En su momento, el trabajo realizado por la UAEM fue impugnado por la Auditoria Superior de la Federación y la entonces Procuraduría General de la República (PGR) inició una investigación por un supuesto desfalco por 350 millones de pesos al fallido proyecto de los Cerebros Digitales, que impulsó Consuelo Sáizar.

Los retrasos, dice Arriaga, incluyen también el edificio de la Biblioteca de México, que también en la administración de Sáizar fue criticado por su costo y tiempo de ejecución.

“Falta terminar algunos pisos, faltan detalles, algunas crujías no las podemos utilizar porque todavía no está el espacio óptimo”, indicó.

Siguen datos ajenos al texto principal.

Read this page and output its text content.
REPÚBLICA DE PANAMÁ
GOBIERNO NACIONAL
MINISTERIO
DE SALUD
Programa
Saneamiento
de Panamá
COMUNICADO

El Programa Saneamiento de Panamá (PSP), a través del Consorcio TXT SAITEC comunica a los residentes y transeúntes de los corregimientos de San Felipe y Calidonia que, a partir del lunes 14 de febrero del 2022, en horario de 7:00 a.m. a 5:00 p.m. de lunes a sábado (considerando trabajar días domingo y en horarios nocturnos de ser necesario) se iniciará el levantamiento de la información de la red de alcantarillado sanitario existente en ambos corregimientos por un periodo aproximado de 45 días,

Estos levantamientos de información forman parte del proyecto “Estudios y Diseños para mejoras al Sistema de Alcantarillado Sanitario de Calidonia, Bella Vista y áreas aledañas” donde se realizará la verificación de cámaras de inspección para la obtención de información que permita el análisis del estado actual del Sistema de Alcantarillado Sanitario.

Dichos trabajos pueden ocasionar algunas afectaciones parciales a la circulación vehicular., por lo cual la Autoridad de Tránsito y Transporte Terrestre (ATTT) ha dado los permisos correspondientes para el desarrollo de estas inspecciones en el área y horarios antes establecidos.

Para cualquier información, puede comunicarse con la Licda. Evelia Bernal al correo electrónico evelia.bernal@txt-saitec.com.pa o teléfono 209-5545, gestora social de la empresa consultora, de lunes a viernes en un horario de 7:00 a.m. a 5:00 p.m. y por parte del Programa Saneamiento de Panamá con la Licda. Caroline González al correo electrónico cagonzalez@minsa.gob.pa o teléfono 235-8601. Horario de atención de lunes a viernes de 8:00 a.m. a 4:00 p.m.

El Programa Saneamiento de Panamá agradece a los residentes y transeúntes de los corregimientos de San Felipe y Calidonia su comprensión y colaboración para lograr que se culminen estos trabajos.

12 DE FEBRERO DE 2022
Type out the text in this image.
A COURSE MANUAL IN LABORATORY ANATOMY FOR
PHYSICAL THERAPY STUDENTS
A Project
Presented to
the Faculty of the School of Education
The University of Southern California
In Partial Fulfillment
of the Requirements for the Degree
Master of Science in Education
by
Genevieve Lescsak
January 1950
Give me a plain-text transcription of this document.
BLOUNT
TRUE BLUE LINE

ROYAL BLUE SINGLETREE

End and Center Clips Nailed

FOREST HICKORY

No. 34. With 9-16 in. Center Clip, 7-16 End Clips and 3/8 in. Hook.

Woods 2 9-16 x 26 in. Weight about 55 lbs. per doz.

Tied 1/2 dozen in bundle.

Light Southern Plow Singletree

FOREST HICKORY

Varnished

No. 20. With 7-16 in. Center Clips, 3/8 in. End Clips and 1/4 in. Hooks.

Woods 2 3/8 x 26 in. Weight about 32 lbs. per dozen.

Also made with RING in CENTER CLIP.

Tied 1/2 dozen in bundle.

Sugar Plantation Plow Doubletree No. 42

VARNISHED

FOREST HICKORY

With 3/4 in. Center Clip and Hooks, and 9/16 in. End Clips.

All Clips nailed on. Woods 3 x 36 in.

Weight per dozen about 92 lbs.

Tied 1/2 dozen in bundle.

El funcionario afirma que en su administración quedaran listos: “si no será una falta, le vamos a dar seguimiento para poder utilizar la Biblioteca de México al cien por ciento en cuestión de infraestructura”.

-Una pena más-

Otro caso lamentable, dice Arriaga, es la situación de las bibliotecas que la Secretaría de Cultura, cuando aún era Conaculta, recibió en donación.

En noviembre de 2016, el organismo recibió los acervos Luis Garrido/ Luis Javier Garrido, de 31 mil volúmenes; la biblioteca José Luis Martínez Hernández, compuesta por unos 12 mil ejemplares, y el fondo de la Embajada de Polonia en México, con nueve mil volúmenes.

“Es una pena, tenemos por ejemplo la biblioteca que dona la Embajada de Polonia a México y otros casos más, pero uno de los casos extremos es el de Polonia porque el resto de las bibliotecas personales, una parte ya está al alcance del público. Los libros están embodegados y pues se tiene que hacer el proceso físico, se tiene que buscar un espacio”, dice.

Arriaga dice que en su administración no será “una prioridad” crear o adquirir nuevas bibliotecas personales como las que ya existen en la Biblioteca de México: “No esta cancelado, pero no es la prioridad, si es en donación adelante, pero un gasto mayor en una biblioteca personal no se hará”.